Non esiste un numero fisso di rapporti che garantisce una gravidanza. L’indicazione più diffusa è avere rapporti ogni uno o due giorni durante la parte fertile del ciclo, il che corrisponde in genere a tre o quattro rapporti a settimana. Questa cadenza ha un doppio vantaggio: mantiene una buona qualità del liquido seminale e copre l’intera finestra fertile senza bisogno di individuare con precisione il giorno dell’ovulazione.

Avere rapporti tutti i giorni non aumenta in modo significativo le probabilità rispetto ai rapporti a giorni alterni. Al tempo stesso, spaziarli troppo rischia di far cadere l’ovulazione in un intervallo scoperto. Il ritmo di uno-due giorni rappresenta quindi un buon compromesso tra copertura della finestra fertile e mantenimento di spermatozoi freschi e vitali.

La finestra fertile e il timing rispetto all’ovulazione

La finestra fertile è l’insieme dei giorni del ciclo in cui un rapporto può portare a una gravidanza. Comprende in genere i cinque giorni che precedono l’ovulazione e il giorno dell’ovulazione stessa. Questa durata dipende da due fattori biologici che si combinano tra loro.

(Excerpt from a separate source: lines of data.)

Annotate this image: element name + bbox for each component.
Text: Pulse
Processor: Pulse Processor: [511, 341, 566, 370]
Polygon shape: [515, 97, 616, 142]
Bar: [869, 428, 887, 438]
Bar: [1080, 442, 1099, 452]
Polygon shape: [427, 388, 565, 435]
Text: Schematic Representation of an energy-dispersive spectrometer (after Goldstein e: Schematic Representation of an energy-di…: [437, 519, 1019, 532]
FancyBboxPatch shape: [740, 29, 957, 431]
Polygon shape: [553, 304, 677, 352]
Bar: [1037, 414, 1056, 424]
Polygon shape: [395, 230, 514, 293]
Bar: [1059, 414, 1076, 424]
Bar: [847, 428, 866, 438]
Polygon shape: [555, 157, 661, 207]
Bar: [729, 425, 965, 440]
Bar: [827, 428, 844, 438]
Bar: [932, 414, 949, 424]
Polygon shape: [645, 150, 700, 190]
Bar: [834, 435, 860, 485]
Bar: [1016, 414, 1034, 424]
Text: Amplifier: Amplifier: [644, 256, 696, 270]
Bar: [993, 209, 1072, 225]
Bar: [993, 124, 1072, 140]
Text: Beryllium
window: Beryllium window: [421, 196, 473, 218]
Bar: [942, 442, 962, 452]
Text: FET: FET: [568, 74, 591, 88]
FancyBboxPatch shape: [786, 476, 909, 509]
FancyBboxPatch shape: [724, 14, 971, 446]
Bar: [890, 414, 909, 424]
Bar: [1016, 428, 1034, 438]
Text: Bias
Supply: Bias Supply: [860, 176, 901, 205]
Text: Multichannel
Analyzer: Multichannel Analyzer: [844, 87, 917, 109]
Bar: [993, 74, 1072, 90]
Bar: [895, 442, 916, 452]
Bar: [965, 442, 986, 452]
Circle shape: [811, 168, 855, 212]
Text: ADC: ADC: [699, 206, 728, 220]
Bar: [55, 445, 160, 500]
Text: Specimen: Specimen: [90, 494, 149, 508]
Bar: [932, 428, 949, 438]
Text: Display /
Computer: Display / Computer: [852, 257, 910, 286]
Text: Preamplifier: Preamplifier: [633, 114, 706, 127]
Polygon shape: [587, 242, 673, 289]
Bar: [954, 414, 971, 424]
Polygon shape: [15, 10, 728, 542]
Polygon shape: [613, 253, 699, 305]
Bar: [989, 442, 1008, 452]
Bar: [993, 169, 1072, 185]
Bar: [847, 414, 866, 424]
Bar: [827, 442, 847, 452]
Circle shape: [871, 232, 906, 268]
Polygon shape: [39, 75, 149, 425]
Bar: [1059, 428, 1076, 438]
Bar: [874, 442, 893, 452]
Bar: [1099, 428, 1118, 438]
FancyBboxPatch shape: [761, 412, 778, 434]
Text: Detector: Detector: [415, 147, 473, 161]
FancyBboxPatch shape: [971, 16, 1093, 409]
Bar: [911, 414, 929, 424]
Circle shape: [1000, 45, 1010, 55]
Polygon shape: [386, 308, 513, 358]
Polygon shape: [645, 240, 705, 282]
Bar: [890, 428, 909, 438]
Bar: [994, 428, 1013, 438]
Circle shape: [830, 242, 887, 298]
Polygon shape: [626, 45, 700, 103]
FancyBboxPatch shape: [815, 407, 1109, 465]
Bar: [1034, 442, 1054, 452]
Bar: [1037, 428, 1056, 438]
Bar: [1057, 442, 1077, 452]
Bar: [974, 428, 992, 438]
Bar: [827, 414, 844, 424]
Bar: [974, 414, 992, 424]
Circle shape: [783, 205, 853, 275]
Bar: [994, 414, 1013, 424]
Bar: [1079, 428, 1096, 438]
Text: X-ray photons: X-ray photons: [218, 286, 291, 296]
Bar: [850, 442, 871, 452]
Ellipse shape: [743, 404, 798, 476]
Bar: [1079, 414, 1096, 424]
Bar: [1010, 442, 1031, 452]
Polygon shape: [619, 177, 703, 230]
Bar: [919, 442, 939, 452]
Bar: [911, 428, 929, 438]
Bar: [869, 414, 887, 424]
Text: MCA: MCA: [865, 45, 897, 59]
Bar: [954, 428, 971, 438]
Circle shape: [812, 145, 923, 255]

  • Sopravvivenza degli spermatozoi: gli spermatozoi possono restare vitali nelle vie genitali femminili fino a circa cinque giorni. Un rapporto avvenuto nei giorni precedenti l’ovulazione può quindi ancora fecondare l’ovocita quando viene rilasciato.
  • Vitalità dell’ovocita: dopo l’ovulazione l’ovocita resta fecondabile per un tempo molto più breve, in genere nell’arco di circa un giorno. Passata questa finestra la fecondazione non è più possibile fino al ciclo successivo.

Da questo equilibrio deriva un principio pratico: i giorni a maggiore probabilità di concepimento sono quelli immediatamente prima e durante l’ovulazione. Avere rapporti nei giorni che la precedono garantisce che spermatozoi vitali siano già presenti nel momento in cui l’ovocita viene rilasciato. Attendere di percepire l’ovulazione per avere il rapporto è invece una strategia meno efficace, perché la finestra utile dell’ovocita è breve.

Come individuare l’ovulazione

In un ciclo regolare di 28 giorni l’ovulazione avviene indicativamente intorno al quattordicesimo giorno, contando dal primo giorno di mestruazione. Questo valore però cambia da persona a persona e da ciclo a ciclo: in un ciclo più breve l’ovulazione è anticipata, in uno più lungo è posticipata. Il calcolo basato sul solo calendario resta quindi una stima.

Chi desidera individuare i giorni fertili con maggiore precisione può affiancare al calendario alcuni segnali del corpo. Nei giorni più fertili il muco cervicale diventa più abbondante, trasparente e filante, con un aspetto simile alla chiara d’uovo, per effetto degli estrogeni. La temperatura basale, invece, aumenta di qualche decimo di grado soltanto dopo l’ovulazione, per effetto del progesterone, e conferma quindi che l’ovulazione è già avvenuta più che anticiparla. In alternativa, i test di ovulazione rilevano nelle urine il picco dell’ormone luteinizzante (LH), che precede di circa 24-36 ore il rilascio dell’ovocita. Questi metodi aiutano a orientarsi ma non sono infallibili, e per capire meglio come funziona il ciclo può essere utile la pagina su ovulazione e fertilità. Per chi cerca una gravidanza senza voler ricorrere a calcoli, la via più semplice resta quella dei rapporti regolari a giorni alterni, che copre la finestra fertile a prescindere dalla precisione della stima.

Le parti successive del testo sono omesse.